1. Carlyle the Victorian Sage

Carlyle, the first of the great Victorian sages or wisdom-writers, had an enormous influence upon his contemporaries, in large part because he offered the example of one who had survived spiritual trials. The structure of those sections in Sartor Resartus dramatizing this process appear repeatedly in works of later authors. Where, for instance, does the Carlylean pattern of abandonment of old faith (see "The Everlasting No"), indifference, and final belief in a universality of meaning appear in Dickens, Tennyson, and others you have read?

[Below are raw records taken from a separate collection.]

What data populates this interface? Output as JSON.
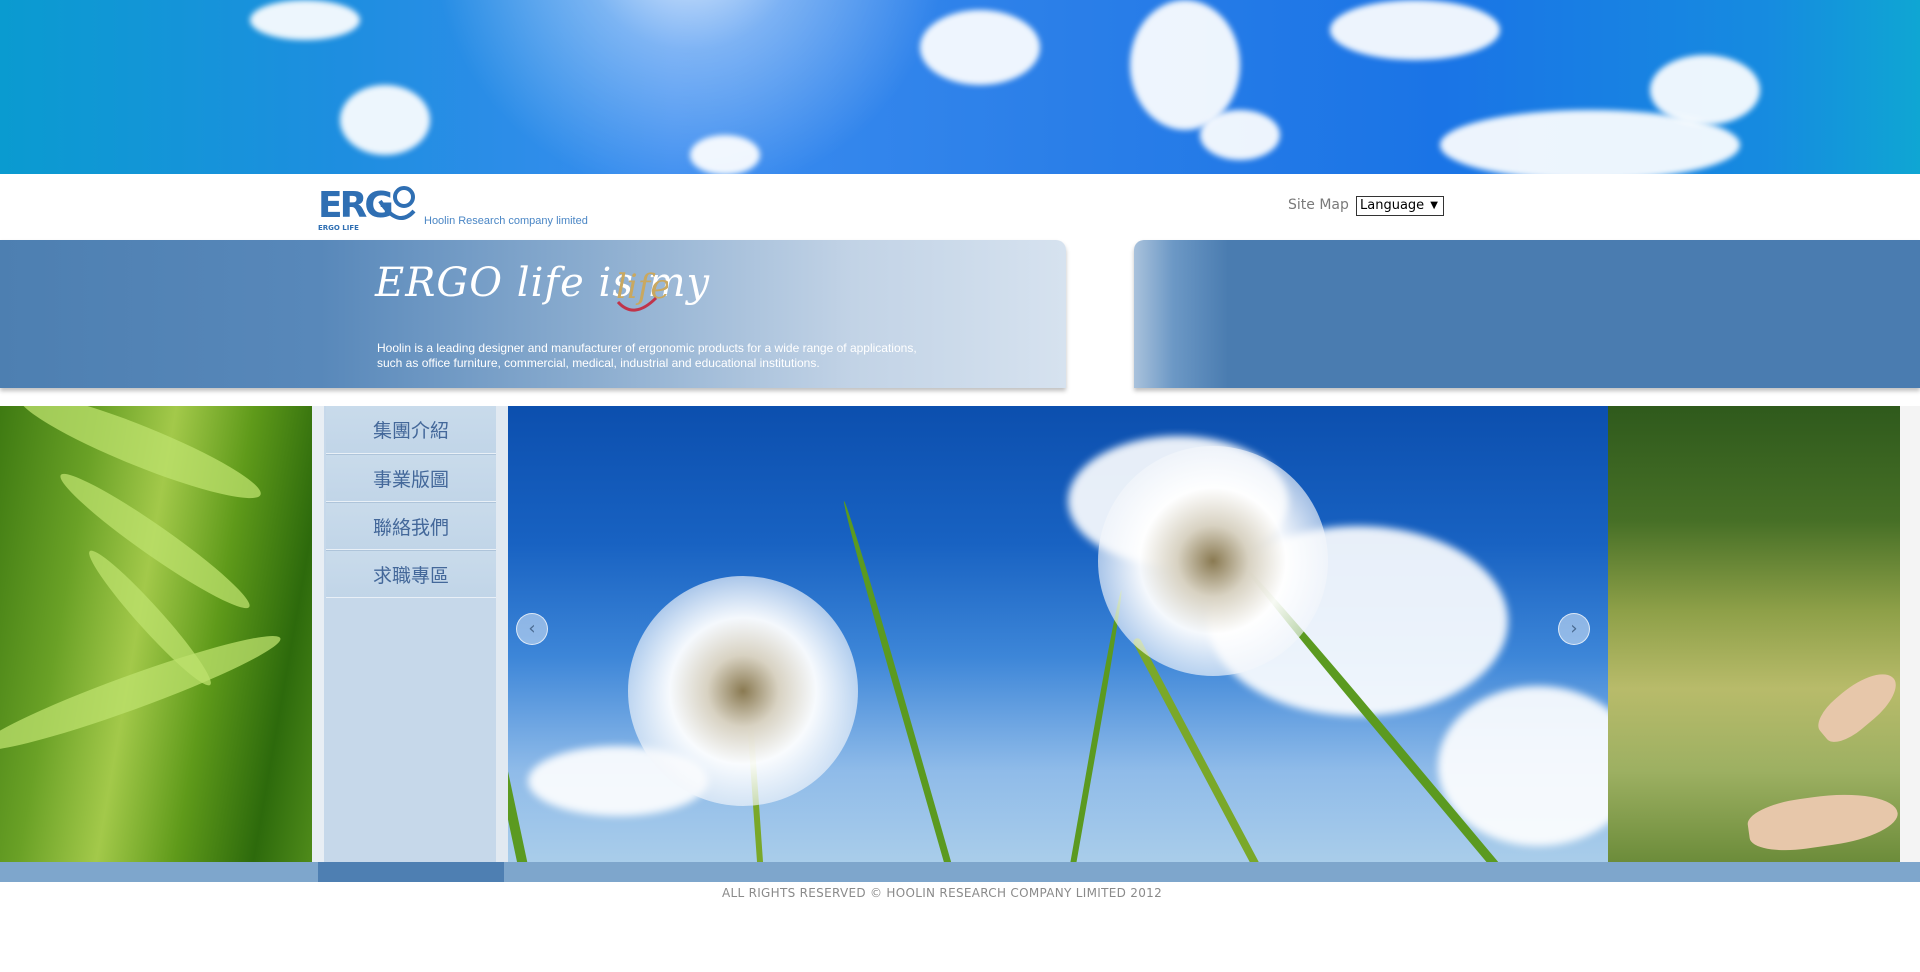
{
  "header": {
    "logo_text": "ERGO LIFE",
    "company_name": "Hoolin Research company limited",
    "site_map_label": "Site Map",
    "language_select": {
      "selected": "Language"
    }
  },
  "banner": {
    "slogan": "ERGO life is my ",
    "slogan_end": "life",
    "tagline_line1": "Hoolin is a leading designer and manufacturer of ergonomic products for a wide range of applications,",
    "tagline_line2": "such as office furniture, commercial, medical, industrial and educational institutions."
  },
  "menu": {
    "items": [
      {
        "label": "集團介紹"
      },
      {
        "label": "事業版圖"
      },
      {
        "label": "聯絡我們"
      },
      {
        "label": "求職專區"
      }
    ]
  },
  "slider": {
    "prev_icon": "chevron-left-icon",
    "next_icon": "chevron-right-icon",
    "prev_glyph": "‹",
    "next_glyph": "›"
  },
  "footer": {
    "copyright": "ALL RIGHTS RESERVED © HOOLIN RESEARCH COMPANY LIMITED 2012"
  },
  "colors": {
    "brand_blue": "#4a7cb0",
    "menu_text": "#44689a",
    "sky_blue": "#1e8ee0"
  }
}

2. Carlyle the Survivor of Religious Crisis

In addition to providing both the example of someone who had survived spiritual crisis in a Romantic age and a structure by which to communicate that crisis, Carlyle had other important influences on the art and thought of his time. They include his emphasis upon the social and political importance of literature, particularly his argument that literature was replacing religion as a source of spiritual knowledge, convinced many writers (and readers) that novels and poetry were important and that the writer had the role of a prophet. Where in Arnold, Ruskin, Tennyson, and Dickens do you find the effects of this Carlylean emphasis? In what ways do Joyce, Woolf, Eliot, and other modernist writers reject Carlyle and in what ways do they simply extend him?

3. Carlyle and the Grotesque

Carlyle's sage-writing ("Signs of the Times" is the first example) made major use of grotesque and fanciful images, expressions, and characterizations. What has this Carlylean technique and mode of thought to do with Wemmick, the opening of Great Expectations, and the whole matter of Miss Havisham? To what extent do modernist writers of fiction use such grotesqueness?

Carlyle and Virtuouso Interpretation

Similarly, Carlyle's practice of making unexpected interpretations of often trivial details of contemporary life not only had a major effect on Ruskin and Arnold but also on realistic writers like Dickens, Gaskell, Eliot and others. What effects does Carlyle's approach have on the voice and tone of novelists?